I guess, your observation's true.
If you look at our top line guidance though, I guess if you kind of do the math, I think you'll probably see that we've probably taken our top line expectation probably down a little bit from our normal seasonality.
And to be honest with you, that's a little bit of just a plan around, we don't know what's going to exactly transpire.
I feel pretty good about October.
The wild card for me is December.
I really don't exactly know how December is going to play out, December could either, you know, continue on kind of a steady trend basis here or could be a complete collapse.
So, we've kind of obviously, you know, probably hedged our bets a little bit when we looked at our fourth quarter, you know, expectations there.
So, don't read anything, you know, more to it than just maybe a hesitation we've got into, you know, trying to operate in a kind of an uncertain world here.
I just don't know where really December's going to fall out.
But if I look at our margins probably for fourth quarter, they will come down off the third quarter.
They won't be, at least my expectations in the 20s, okay?
They'll probably be maybe 22 or so, Steve, is the way I think of it.
- Analyst
Okay, so you're basically, you know if there's normal seasonality there's upside to the range is what you're saying?
- SVP & CFO
I would say probably is, Steve.
- Chairman, President & CEO
What it will also do, Steve, thats the other thing we're trying to keep some flexibility open here is depending on how the fourth quarter goes and how the Christmas season goes.
Doing it the way that Pat has suggested it has -- will allow to us have a little bit of money in the back pocket to drive so, increase that merger if you saw (inaudible) on some other R&D programs.
It looks like we might be able to pull ahead.
So, it'll give us that flexibility if we so wish based within the numbers that we've told you.
- Analyst
And then, you know, just a question for the H1N1 stuff.
Is there any way to give us what a bottom line impact is?
I mean, how far?
And if you're not comfortable doing that, I mean, are these above or below average margins?
- SVP & CFO
Steve, I think of it from a modeling standpoint, just put them in at average incremental margins, okay?
Because -- and I'm thinking it really -- you almost look at it -- have to think of it more from a gross margin perspective, Steve.
There's not much infrastructure costs.
At least SG&A costs or R&D costs were required to sell these additional mass.
So, it's more of an incremental gross margin business.
But, to some degree, some of the tenders are very, very competitive, okay so to some degree, you have to discount a little off of that.
So, if you were to kind of bracket it someplace between a normal operating margin and a gross margin would be kind of a decent way to think of it.
- Analyst
That's a good range.
Thank you.
- SVP & CFO
Thanks a lot Steve.
Operator
That concludes the question and answer portion of our conference.
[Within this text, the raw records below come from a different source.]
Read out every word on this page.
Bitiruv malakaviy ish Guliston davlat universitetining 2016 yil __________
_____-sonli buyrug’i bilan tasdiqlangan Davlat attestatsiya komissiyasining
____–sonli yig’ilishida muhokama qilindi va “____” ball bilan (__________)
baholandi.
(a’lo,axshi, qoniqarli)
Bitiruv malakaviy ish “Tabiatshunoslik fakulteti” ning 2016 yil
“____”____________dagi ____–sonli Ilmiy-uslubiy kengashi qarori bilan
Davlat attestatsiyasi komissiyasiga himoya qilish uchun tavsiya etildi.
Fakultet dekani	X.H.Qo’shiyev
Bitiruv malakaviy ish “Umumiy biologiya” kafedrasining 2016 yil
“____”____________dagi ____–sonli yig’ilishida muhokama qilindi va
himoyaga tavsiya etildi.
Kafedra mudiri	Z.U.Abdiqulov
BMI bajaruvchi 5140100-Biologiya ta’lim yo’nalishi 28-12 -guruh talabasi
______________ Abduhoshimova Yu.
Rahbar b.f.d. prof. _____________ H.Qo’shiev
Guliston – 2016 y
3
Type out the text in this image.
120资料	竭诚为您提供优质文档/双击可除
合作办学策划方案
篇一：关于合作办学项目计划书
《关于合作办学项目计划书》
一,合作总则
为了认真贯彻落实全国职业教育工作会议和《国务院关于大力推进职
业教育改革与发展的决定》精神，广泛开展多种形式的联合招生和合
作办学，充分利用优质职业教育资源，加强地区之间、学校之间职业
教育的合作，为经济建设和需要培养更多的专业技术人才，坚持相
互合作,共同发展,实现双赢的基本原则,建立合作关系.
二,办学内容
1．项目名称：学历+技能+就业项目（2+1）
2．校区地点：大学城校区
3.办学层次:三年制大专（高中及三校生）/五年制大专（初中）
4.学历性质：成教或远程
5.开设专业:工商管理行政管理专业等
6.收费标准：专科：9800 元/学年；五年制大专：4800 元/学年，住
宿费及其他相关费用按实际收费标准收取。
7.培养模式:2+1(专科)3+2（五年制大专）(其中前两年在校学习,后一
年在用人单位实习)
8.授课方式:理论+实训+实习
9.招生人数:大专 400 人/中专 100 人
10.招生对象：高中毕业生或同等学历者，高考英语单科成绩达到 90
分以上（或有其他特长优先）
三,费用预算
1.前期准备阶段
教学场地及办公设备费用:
At this time, we will turn the call back over to 3M for some closing remarks.
- Chairman, President & CEO
Well, thank you very much, everyone.
We appreciate very much the time that you spent with us, especially in these busy times.
So, thank you very much.
And we look forward to seeing you and talking to you in the beginning of December.
Thanks a lot, everyone.
Operator
Ladies and gentlemen, that does conclude your conference for today.
You may all disconnect and thank you for participating.